Most practices judge ads by the wrong number. They watch the cost of a click, or the size of the budget, when the number that decides everything is the cost of a booked patient: what it actually takes, in ad spend, to put one new patient in the diary. A click is cheap and a patient is not, because only some clicks enquire and only some enquiries book. Once you hold that cost against what a patient is worth, the question stops being whether ads feel expensive and becomes whether they clear the line. That one has an answer.

And the answer moves more with your funnel than with your bidding. A patient searches, lands on a page that doesn't quite answer them, hesitates at a booking form, and leaves, and you've paid for a visit that never became a patient. Tighten the page and the booking, and the same ad spend wins more patients at a lower cost each. That gap, between a leaky page and a sharp one, is usually larger than anything you'll save on the clicks, and it's the part a proper system is built to close.

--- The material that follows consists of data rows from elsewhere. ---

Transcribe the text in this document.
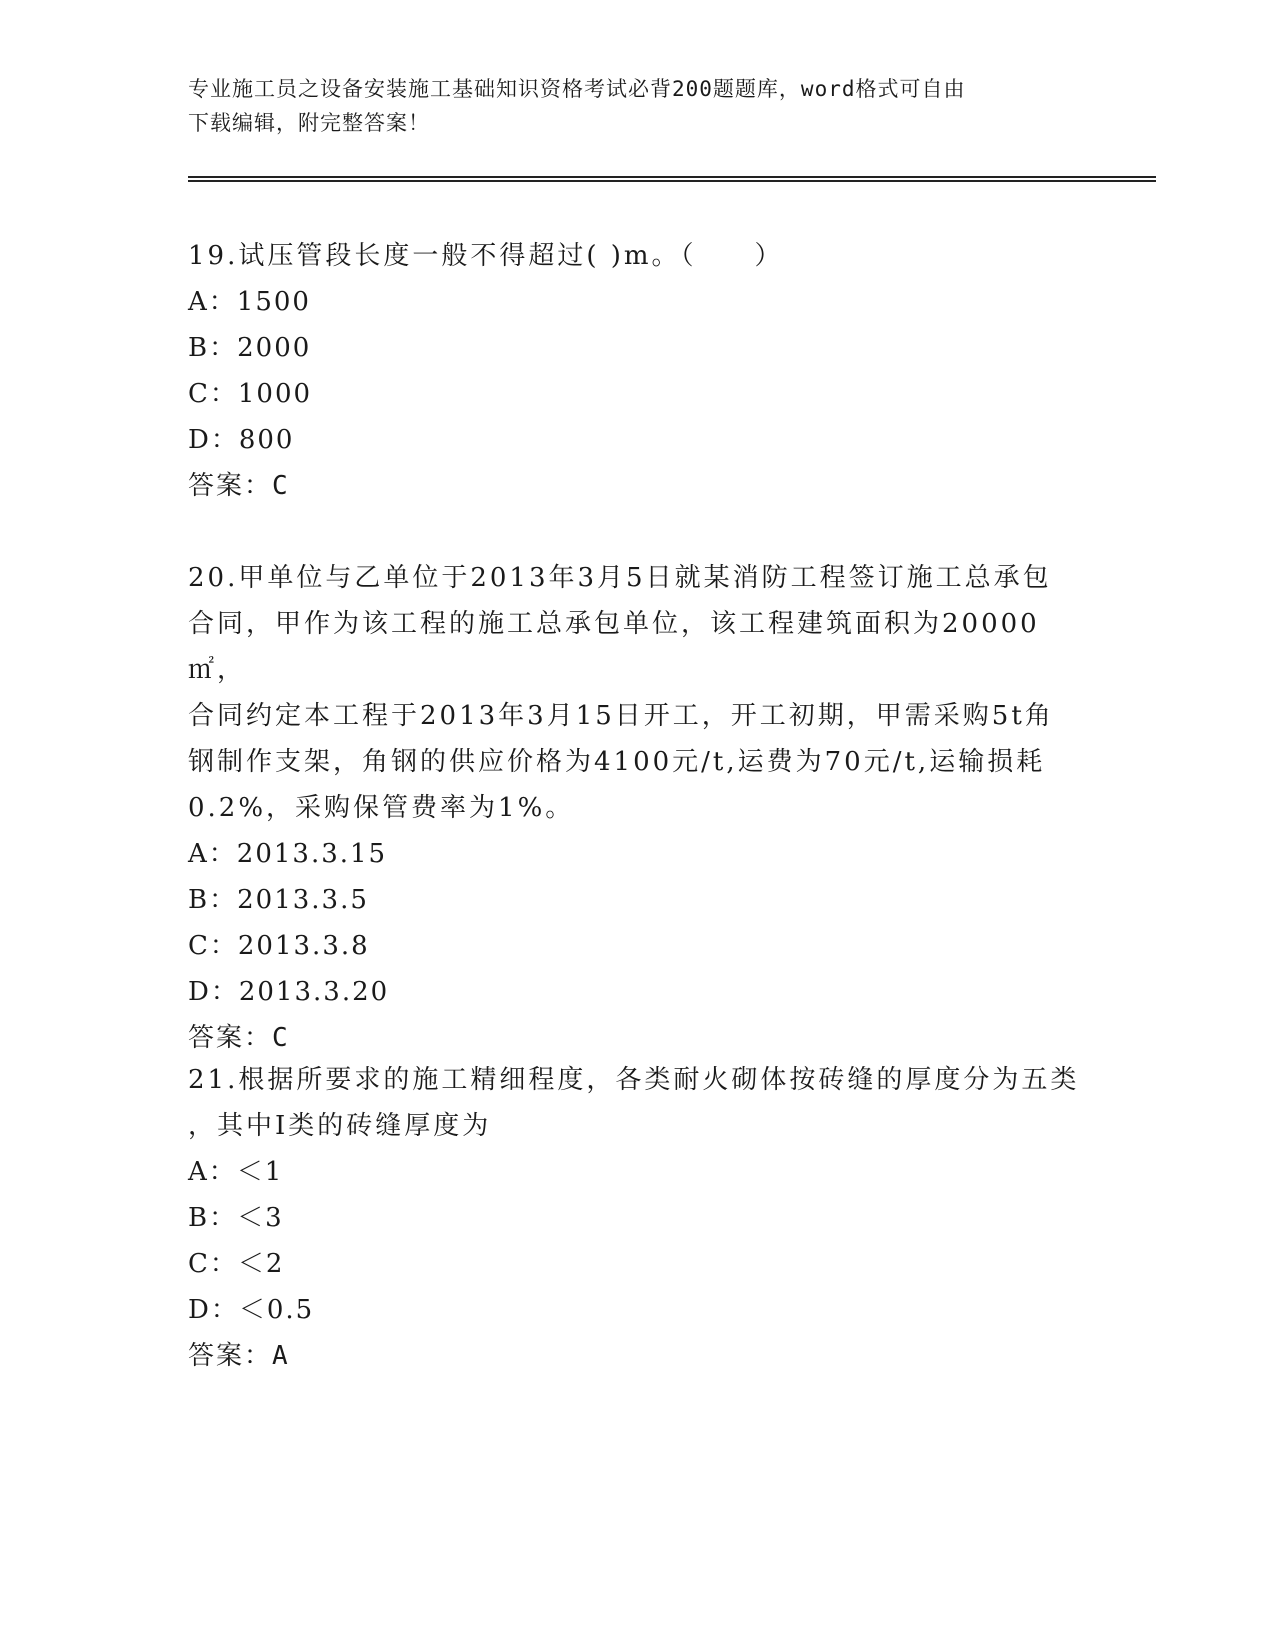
专业施工员之设备安装施工基础知识资格考试必背200题题库，word格式可自由
下载编辑，附完整答案！

19.试压管段长度一般不得超过( )m。（　　）

A：1500

B：2000

C：1000

D：800

答案：C

20.甲单位与乙单位于2013年3月5日就某消防工程签订施工总承包

合同，甲作为该工程的施工总承包单位，该工程建筑面积为20000㎡，

合同约定本工程于2013年3月15日开工，开工初期，甲需采购5t角

钢制作支架，角钢的供应价格为4100元/t,运费为70元/t,运输损耗

0.2%，采购保管费率为1%。

A：2013.3.15

B：2013.3.5

C：2013.3.8

D：2013.3.20

答案：C

21.根据所要求的施工精细程度，各类耐火砌体按砖缝的厚度分为五类

，其中Ⅰ类的砖缝厚度为

A：＜1

B：＜3

C：＜2

D：＜0.5

答案：A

These figures cover paid search, where someone is already typing your treatment into Google. That's demand you capture, not demand you create, and it's where the cost per click is real and measurable. Other channels, social and the like, work on a different economics and are better talked through than modelled on a slider.

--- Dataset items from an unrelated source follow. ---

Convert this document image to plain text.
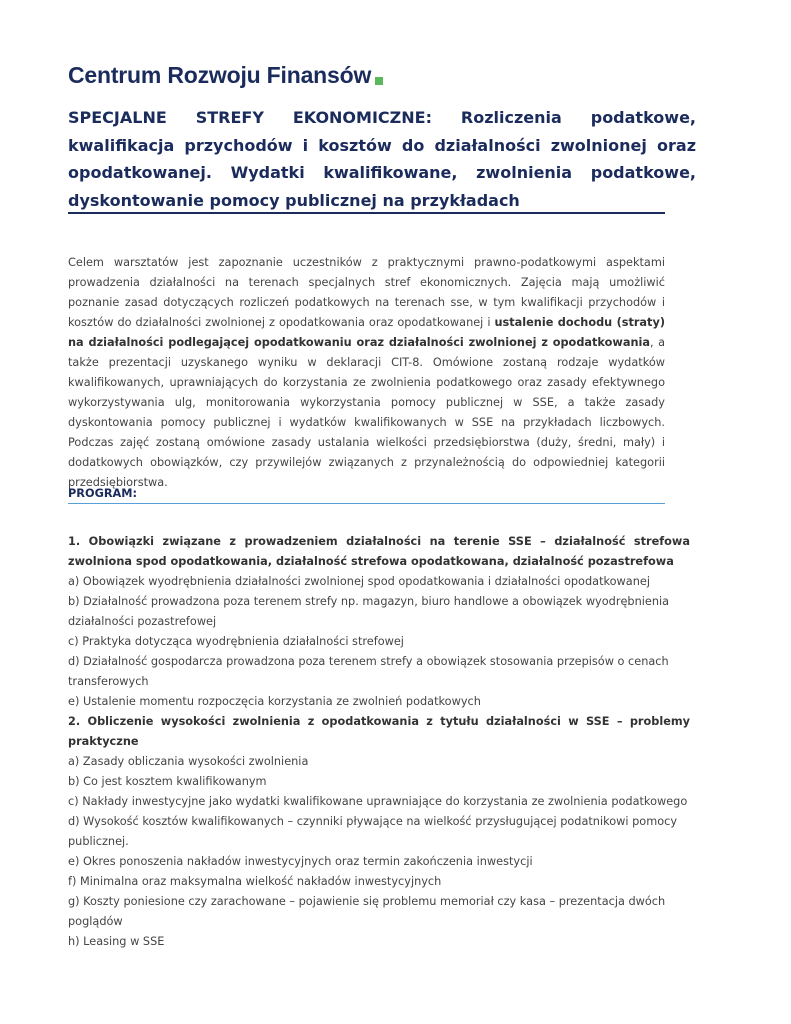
Centrum Rozwoju Finansów
SPECJALNE STREFY EKONOMICZNE: Rozliczenia podatkowe, kwalifikacja przychodów i kosztów do działalności zwolnionej oraz opodatkowanej. Wydatki kwalifikowane, zwolnienia podatkowe, dyskontowanie pomocy publicznej na przykładach

Celem warsztatów jest zapoznanie uczestników z praktycznymi prawno-podatkowymi aspektami prowadzenia działalności na terenach specjalnych stref ekonomicznych. Zajęcia mają umożliwić poznanie zasad dotyczących rozliczeń podatkowych na terenach sse, w tym kwalifikacji przychodów i kosztów do działalności zwolnionej z opodatkowania oraz opodatkowanej i ustalenie dochodu (straty) na działalności podlegającej opodatkowaniu oraz działalności zwolnionej z opodatkowania, a także prezentacji uzyskanego wyniku w deklaracji CIT-8. Omówione zostaną rodzaje wydatków kwalifikowanych, uprawniających do korzystania ze zwolnienia podatkowego oraz zasady efektywnego wykorzystywania ulg, monitorowania wykorzystania pomocy publicznej w SSE, a także zasady dyskontowania pomocy publicznej i wydatków kwalifikowanych w SSE na przykładach liczbowych. Podczas zajęć zostaną omówione zasady ustalania wielkości przedsiębiorstwa (duży, średni, mały) i dodatkowych obowiązków, czy przywilejów związanych z przynależnością do odpowiedniej kategorii przedsiębiorstwa.

PROGRAM:

1. Obowiązki związane z prowadzeniem działalności na terenie SSE – działalność strefowa zwolniona spod opodatkowania, działalność strefowa opodatkowana, działalność pozastrefowa

a) Obowiązek wyodrębnienia działalności zwolnionej spod opodatkowania i działalności opodatkowanej

b) Działalność prowadzona poza terenem strefy np. magazyn, biuro handlowe a obowiązek wyodrębnienia działalności pozastrefowej

c) Praktyka dotycząca wyodrębnienia działalności strefowej

d) Działalność gospodarcza prowadzona poza terenem strefy a obowiązek stosowania przepisów o cenach transferowych

e) Ustalenie momentu rozpoczęcia korzystania ze zwolnień podatkowych

2. Obliczenie wysokości zwolnienia z opodatkowania z tytułu działalności w SSE – problemy praktyczne

a) Zasady obliczania wysokości zwolnienia

b) Co jest kosztem kwalifikowanym

c) Nakłady inwestycyjne jako wydatki kwalifikowane uprawniające do korzystania ze zwolnienia podatkowego

d) Wysokość kosztów kwalifikowanych – czynniki pływające na wielkość przysługującej podatnikowi pomocy publicznej.

e) Okres ponoszenia nakładów inwestycyjnych oraz termin zakończenia inwestycji

f) Minimalna oraz maksymalna wielkość nakładów inwestycyjnych

g) Koszty poniesione czy zarachowane – pojawienie się problemu memoriał czy kasa – prezentacja dwóch poglądów

h) Leasing w SSE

If you want to go past the starting numbers and see what paid acquisition looks like for your practice, margins and all, that's a conversation worth having.

Paid ads, in plain terms
  • Is Google Ads worth it for a private clinic?

    It pays when the cost of winning a booked patient stays under a sensible share of what that patient is worth to you. In some specialties the clicks are cheap enough that ads clear that bar easily; in others they are dear enough that they don't, at least until the page and booking convert better. The calculator runs your numbers, the cost of a click, how many clicks enquire, how many enquiries book, against what a patient is worth, and tells you which side of the line you are on.

  • How much should I spend on Google Ads?

    Work backwards from patients, not from a budget. Once you know what a booked patient costs you in ads, multiply by how many new patients you want a month, and that is your spend. The calculator shows the cost per patient and the monthly budget for a given target, so the figure is tied to your own economics rather than a number pulled from a blog.

  • What is a good cost per patient from ads?

    Anything comfortably below a fair share of what a patient is worth to you. If a new patient is worth a few thousand pounds and you can win one for a few hundred in ads, you are well ahead; if it costs more than they are worth, the ads lose money however good the campaign looks. The right ceiling depends on your margins, which only you know, so the calculator shows the cost and the return and leaves the line to you.

  • Why aren't my ads converting?

    Usually the leak is after the click, not the click itself. A patient searches, lands on a page that doesn't answer their question or make booking obvious, and leaves, so you have paid for a visit that never becomes a patient. Better targeting helps, but the bigger lever is almost always the page and the booking flow. In the calculator, move the funnel quality from leaky to sharp and watch the cost per patient fall: that gap is what a better system recovers.

  • What's a good return on ad spend in healthcare?

    There's no universal figure, because it rides on what a patient is worth and how well your funnel converts. A high-value treatment with a sharp booking flow can return several times what you spend; a low-value one with a leaky page can lose money at the same cost per click. The useful number is your own, which is what the calculator works out for your specialty.

  • Should I run ads or do SEO first?

    They answer different questions. Paid search buys visibility today and stops when you stop paying, which suits filling a gap or testing demand. The slower work, your own pages and reputation, compounds and keeps working after the spend stops. The honest answer for most practices is both, in sequence: use ads to prove the economics with the calculator here, then build the system that lowers the cost of every patient over time.